Городок Вейсенштейн, имеющий около 3,000 жителей, опрятен и миловиден, как и большинство городков в здешнем крае. Красиво поднимается над ним расположенная на холме изящная, о пяти куполах, православная церковь, а на другом холме — восьмигранная башня старой развалины. Улицы все мощены; лютеранская церковь, — что совершенная особенность, — уступает русской в благолепии, но старше её годами и очень почтенна в своих скромных, без всяких изворотов и кривляний, архитектурных линиях.

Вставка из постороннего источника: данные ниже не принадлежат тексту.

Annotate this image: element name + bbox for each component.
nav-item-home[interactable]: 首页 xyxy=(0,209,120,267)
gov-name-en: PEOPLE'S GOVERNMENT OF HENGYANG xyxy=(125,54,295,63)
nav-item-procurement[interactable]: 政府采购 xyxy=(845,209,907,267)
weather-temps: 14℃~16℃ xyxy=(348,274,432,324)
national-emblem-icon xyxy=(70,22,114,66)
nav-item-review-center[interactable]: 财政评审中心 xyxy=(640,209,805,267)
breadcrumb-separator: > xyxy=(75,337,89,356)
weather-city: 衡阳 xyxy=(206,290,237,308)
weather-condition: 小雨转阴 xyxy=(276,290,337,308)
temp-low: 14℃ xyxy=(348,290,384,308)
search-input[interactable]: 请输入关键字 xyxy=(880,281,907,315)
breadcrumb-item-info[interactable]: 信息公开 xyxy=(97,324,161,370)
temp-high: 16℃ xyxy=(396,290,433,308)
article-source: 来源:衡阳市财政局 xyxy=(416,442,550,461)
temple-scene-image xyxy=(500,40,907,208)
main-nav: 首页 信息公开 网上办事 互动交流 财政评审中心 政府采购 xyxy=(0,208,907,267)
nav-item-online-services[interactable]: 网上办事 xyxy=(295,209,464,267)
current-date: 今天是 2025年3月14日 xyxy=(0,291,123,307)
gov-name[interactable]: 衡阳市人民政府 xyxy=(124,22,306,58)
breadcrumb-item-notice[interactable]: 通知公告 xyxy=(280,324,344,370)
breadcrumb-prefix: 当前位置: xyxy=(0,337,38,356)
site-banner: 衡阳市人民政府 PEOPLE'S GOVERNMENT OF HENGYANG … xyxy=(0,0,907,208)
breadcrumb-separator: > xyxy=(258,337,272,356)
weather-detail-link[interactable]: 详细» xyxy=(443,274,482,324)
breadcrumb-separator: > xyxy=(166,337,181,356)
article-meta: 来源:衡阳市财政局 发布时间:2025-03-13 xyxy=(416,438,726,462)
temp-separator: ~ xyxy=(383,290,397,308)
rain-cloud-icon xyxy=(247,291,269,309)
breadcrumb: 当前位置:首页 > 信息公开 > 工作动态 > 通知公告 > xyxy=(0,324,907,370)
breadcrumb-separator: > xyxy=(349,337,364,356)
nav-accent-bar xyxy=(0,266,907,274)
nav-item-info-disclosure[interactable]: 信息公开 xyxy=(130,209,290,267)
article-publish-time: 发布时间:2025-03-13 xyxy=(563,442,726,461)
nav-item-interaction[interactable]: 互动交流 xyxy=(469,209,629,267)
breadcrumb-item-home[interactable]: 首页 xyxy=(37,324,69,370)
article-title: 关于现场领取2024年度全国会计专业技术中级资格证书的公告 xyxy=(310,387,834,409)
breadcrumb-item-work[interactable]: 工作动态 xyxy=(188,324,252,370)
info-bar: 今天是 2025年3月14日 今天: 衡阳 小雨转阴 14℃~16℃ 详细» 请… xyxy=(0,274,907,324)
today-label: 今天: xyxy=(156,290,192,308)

Как ни мал Вейсенштейн, но и он имеет, что рассказать как о далеком былом, так и о более близких к нам днях. Основан он ландмейстером Медемом в 1265 или 1266 годах, одновременно с Митавой. В XV веке умер здесь комтур Гельвиг фон Гильзен, обладавший почему-то неисчерпаемыми богатствами; по смерти его, их забрал ландмейстер Керсдорф и отправил в Пруссию, и, несмотря на то, что орден протестовал, клады Вейсенштейна исчезли. Было здесь и другое начальствующее лицо, фохт фон Тюлен, носивший на груди своей золотую цепь в 21 фунт весом. С 1572 по 1581 год сидел здесь русский воевода, после него шведы, затем поляки. Очень любопытен длившийся не одно столетие спор города с помещиками соседнего Мексгофа, на земле которого он возник. Уже в 1398 году получил Вейсенштейн свои особые «привилегии». Королева Христина шведская, обильно раздававшая здесь в крае своим вельможам поместья, подарила замок Мексгоф фельдмаршалу Торстенсону в 1636 году; в 1669 году продано это владение Ферзену и Страсбургеру, и за первым из них в 1673 году утверждено Карлом XI владение. При редукциях, Мексгоф перешел к шведской короне, но вдова, наследница, не убоялась спорить даже с нею. Когда редукциям, по великодушию русского царя, дан был обратный ход, то комиссия, рассматривавшая права владения, утвердила собственность Мексгофа за бароном Штакельбергом, и город Вейсенштейн, по примеру прежних лет, эксплуатировался новым помещиком не хуже старых. Одним почерком пера Екатерины II, после необозримо долгих споров, был Вейсенштейн освобожден от крепостной зависимости, сделан в 1783 году уездным городом, а Штакельберг вознагражден со щедростью, имевшей слишком частое применение в балтийском крае: указ 1-го декабря 1789 года объясняет, что, взамен земель, лугов и строений, отошедших в пользу вновь созданного города, и в вознаграждение за перешедшие к короне сборы и подати, Штакельбергам отданы в вечное владение четыре мызы с угодьями. Спор средневекового характера был покончен, но заплатила за это опять-таки наша щедрая казна.